A matter of principle prevents me from going to see David Cronenberg's first opera production, an adaptation of his own film The Fly, by Howard Shore, writer of the film's original score and Cronenberg's usual collaborator. I have to say I am tempted, as I was by other Parisian opera productions by celebrated filmmakers in the past couple of years, such as Michael Haneke's Don Giovanni and Emir Kusturica's The Time of the Gypsies, and Cronenberg is one of the greatest directors of his generation and probably the greatest English-speaking director alive. Apart from a few years of muddled films in the 1990s, Cronenberg has been consistenly brilliant in his examination of contemporary man's grappling with all-consuming technology, sexual obsession and violence. His films eschew the self-aggrandizing bluster of others such as Martin Scorsese and Brian de Palma, who never pass up an opportunity to remind audiences how revolutionary each new film supposedly is (and in the case of each of these, that is never the case). Cronenberg's modesty is reflected in his refusal to take himself too seriously and in his ability to treat of high art and popular culture with equal ease.
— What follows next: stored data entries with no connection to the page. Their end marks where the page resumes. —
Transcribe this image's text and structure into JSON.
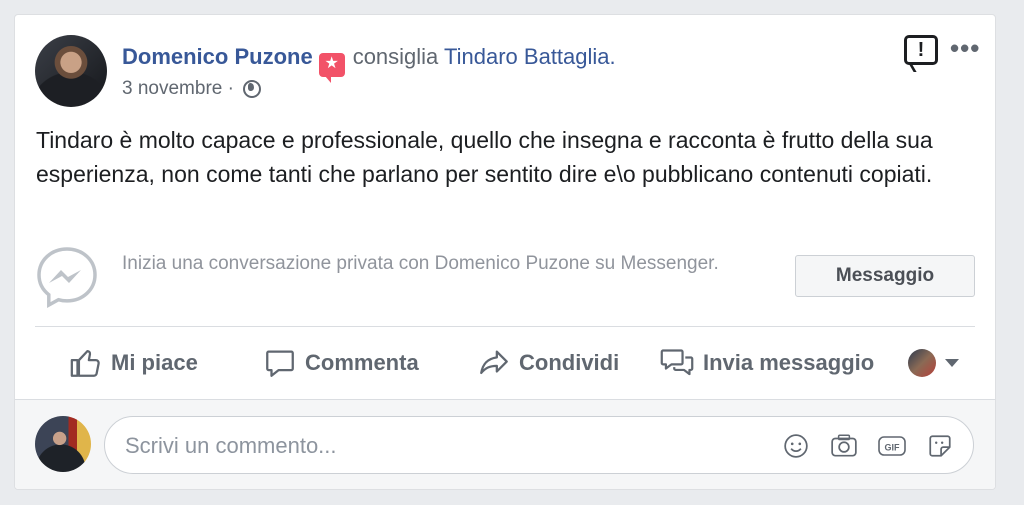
{
  "post": {
    "author": "Domenico Puzone",
    "verb": "consiglia",
    "target": "Tindaro Battaglia.",
    "date": "3 novembre",
    "separator": "·",
    "body": "Tindaro è molto capace e professionale, quello che insegna e racconta è frutto della sua esperienza, non come tanti che parlano per sentito dire e\\o pubblicano contenuti copiati."
  },
  "messenger": {
    "text": "Inizia una conversazione privata con Domenico Puzone su Messenger.",
    "button": "Messaggio"
  },
  "actions": {
    "like": "Mi piace",
    "comment": "Commenta",
    "share": "Condividi",
    "send": "Invia messaggio"
  },
  "comment_box": {
    "placeholder": "Scrivi un commento..."
  },
  "colors": {
    "author_blue": "#385898",
    "recommend_badge": "#f25268",
    "secondary_text": "#606770"
  },
  "icons": [
    "recommendation-badge-icon",
    "globe-icon",
    "report-icon",
    "more-options-icon",
    "messenger-icon",
    "like-icon",
    "comment-icon",
    "share-icon",
    "send-message-icon",
    "emoji-icon",
    "camera-icon",
    "gif-icon",
    "sticker-icon"
  ]
}
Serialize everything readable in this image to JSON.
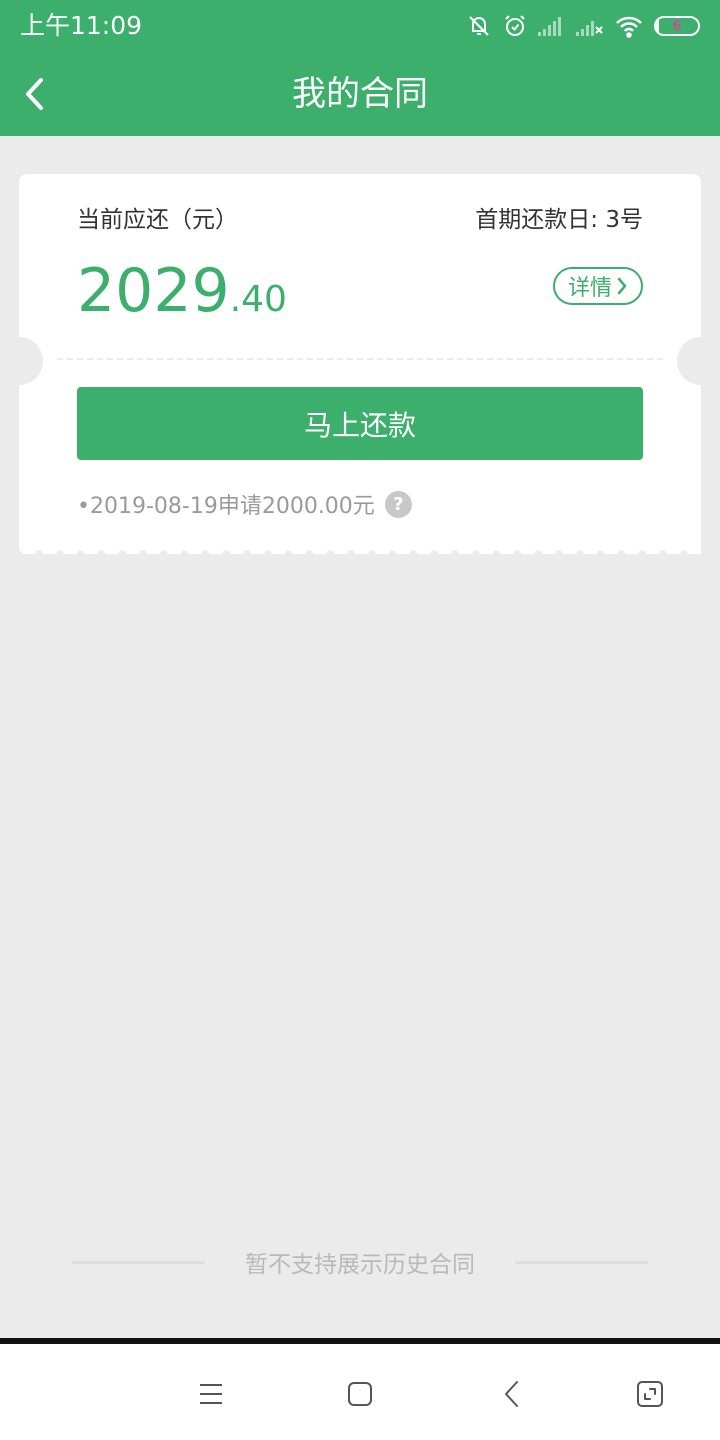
{
  "status_bar": {
    "time": "上午11:09",
    "icons": [
      "mute-icon",
      "alarm-icon",
      "signal-icon",
      "signal-no-service-icon",
      "wifi-icon",
      "battery-icon"
    ],
    "battery_level": "6"
  },
  "header": {
    "title": "我的合同",
    "back_icon": "back-arrow-icon"
  },
  "contract": {
    "due_label": "当前应还（元）",
    "first_repayment_day": "首期还款日: 3号",
    "amount_integer": "2029",
    "amount_decimal": ".40",
    "detail_label": "详情",
    "repay_button": "马上还款",
    "apply_info": "•2019-08-19申请2000.00元",
    "help_icon": "?"
  },
  "history_notice": "暂不支持展示历史合同",
  "system_nav": [
    "menu-icon",
    "home-icon",
    "back-icon",
    "screenshot-icon"
  ],
  "colors": {
    "brand": "#3caf6d",
    "background": "#ebebeb",
    "muted_text": "#9a9a9a"
  }
}
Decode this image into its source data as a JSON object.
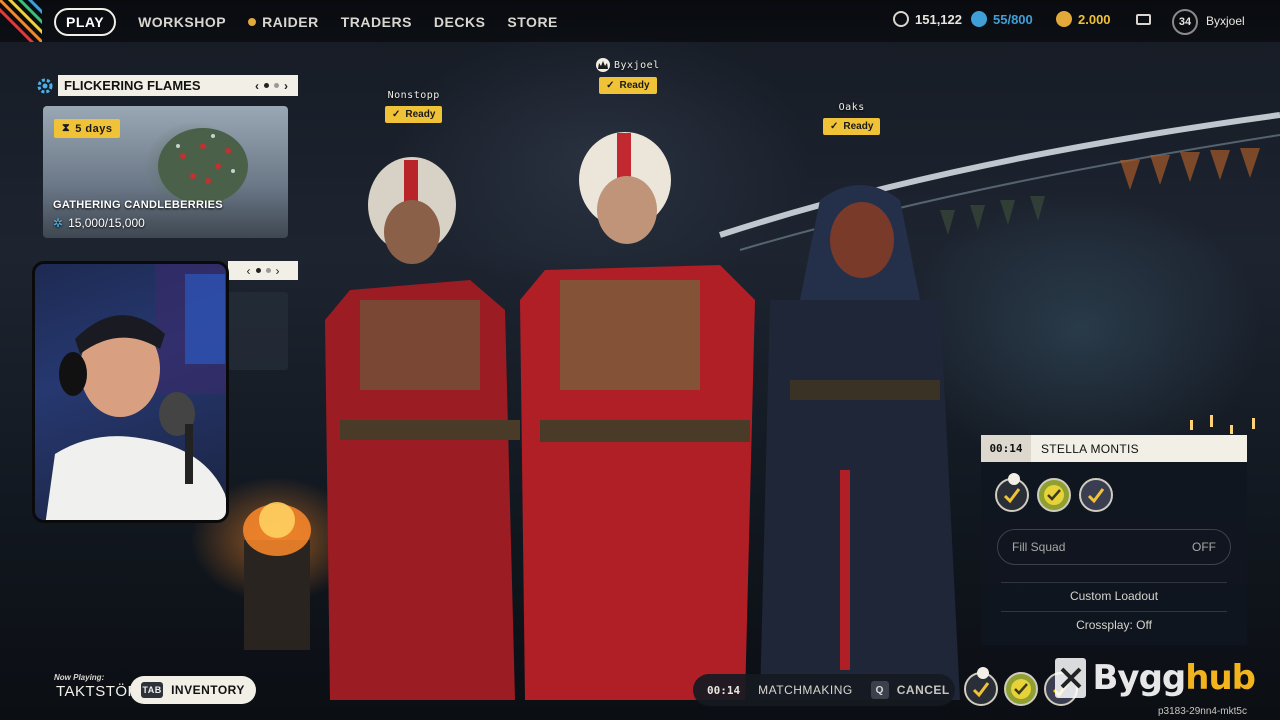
{
  "nav": {
    "items": [
      {
        "label": "PLAY",
        "active": true
      },
      {
        "label": "WORKSHOP",
        "active": false
      },
      {
        "label": "RAIDER",
        "active": false
      },
      {
        "label": "TRADERS",
        "active": false
      },
      {
        "label": "DECKS",
        "active": false
      },
      {
        "label": "STORE",
        "active": false
      }
    ]
  },
  "currencies": {
    "credits": "151,122",
    "tokens": "55/800",
    "coins": "2.000"
  },
  "profile": {
    "level": "34",
    "username": "Byxjoel"
  },
  "event": {
    "title": "FLICKERING FLAMES",
    "timer": "5 days",
    "card_title": "GATHERING CANDLEBERRIES",
    "progress": "15,000/15,000"
  },
  "players": [
    {
      "name": "Nonstopp",
      "status": "Ready",
      "leader": false
    },
    {
      "name": "Byxjoel",
      "status": "Ready",
      "leader": true
    },
    {
      "name": "Oaks",
      "status": "Ready",
      "leader": false
    }
  ],
  "squad": {
    "timer": "00:14",
    "location": "STELLA MONTIS",
    "fill_squad_label": "Fill Squad",
    "fill_squad_value": "OFF",
    "custom_loadout_label": "Custom Loadout",
    "crossplay_label": "Crossplay: Off"
  },
  "matchmaking": {
    "timer": "00:14",
    "label": "MATCHMAKING",
    "cancel_key": "Q",
    "cancel_label": "CANCEL"
  },
  "inventory": {
    "key": "TAB",
    "label": "INVENTORY"
  },
  "now_playing": {
    "label": "Now Playing:",
    "track": "TAKTSTÖRER, Arm"
  },
  "watermark": {
    "part1": "Bygg",
    "part2": "hub"
  },
  "build_id": "p3183-29nn4-mkt5c",
  "colors": {
    "accent_yellow": "#f0c238",
    "panel_light": "#f2efe6",
    "token_blue": "#3fa0d8",
    "coin_gold": "#e2a83a"
  }
}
So why will I not go and see The Fly at Théâtre du Chatelet? It's not short on star-studded talent, as well as the score by Shore, there is a libretto by David Henry Hwang, whose play M. Butterfly provided the basis for Cronenberg's own 1994 film of the same name; the musical director is none other than Placido Domingo and the set design is by the great Dante Ferreti. My reason for staying away is that it's only Cronenberg that would get me into an opera house in the first place and I feel that going along would be imposture of the highest order. I know very little about opera, I can't say I understand it very well and I'm not even that curious in the broadest sense. I always get irritated when theatre folk tackle cinema because it seems to them to be an obvious step across because it involves human actors like their own métier. Unfortunately the vast majority of theatrical practitioners bring nothing of worth to film, grossly misunderstanding - and underestimating - the medium, being hidebound by their own art form, which, while it is a noble one, has little in common with a fluid and heavily mnemonic one as film is. Of course there have been some excellent filmmakers to have come from theatre, but for every Bergman, Welles or Fassbinder there are ten Anthony Minghellas, Kenneth Branaghs or Martin McDonaghs. I wish Cronenberg the best of luck in his new departure, and I hope that operagoers will be able to enjoy it without irritation (though the review of the show in today's Libération is not too complimentary) but this is a chapter in his career that I will respectfully sit out.